00_genome/target/index/
bowtie2
: Directory containing target Bowtie2 indices.
00_genome/spikein/index/
bowtie2
: Directory containing spike-in Bowtie2 indices.
A number of genome-specific files are generated by the pipeline because they are required for the downstream processing of the results. If the --save_reference
parameter is provided then these will be saved in the 00_genome/
directory. It is recommended to use the --save_reference
parameter if you are using the pipeline to build new indices so that you can save them somewhere locally.

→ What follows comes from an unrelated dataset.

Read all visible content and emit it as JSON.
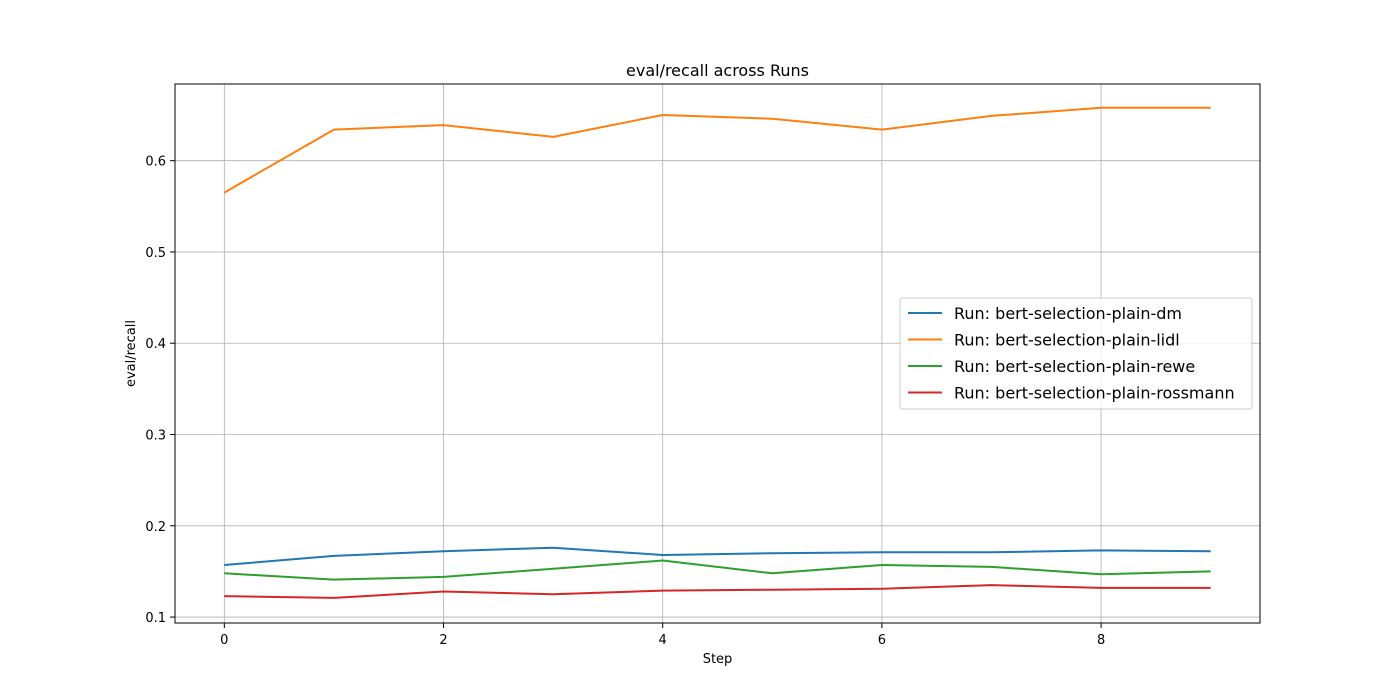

The index building step can be quite a time-consuming process and it permits their reuse for future runs of the pipeline to save disk space.
9.2. Pipeline information
Output files
pipeline_info/
- Reports generated by Nextflow:
execution_report.html
,execution_timeline.html
,execution_trace.txt
andpipeline_dag.dot
/pipeline_dag.svg
. - Reports generated by the pipeline:
pipeline_report.html
,pipeline_report.txt
andsoftware_versions.yml
. Thepipeline_report*
files will only be present if the--email
/--email_on_fail
parameter’s are used when running the pipeline. - Reformatted samplesheet files used as input to the pipeline:
samplesheet.valid.csv
.
- Reports generated by Nextflow:
Nextflow provides excellent functionality for generating various reports relevant to the running and execution of the pipeline. This will allow you to troubleshoot errors with the running of the pipeline, and also provide you with other information such as launch commands, run times and resource usage.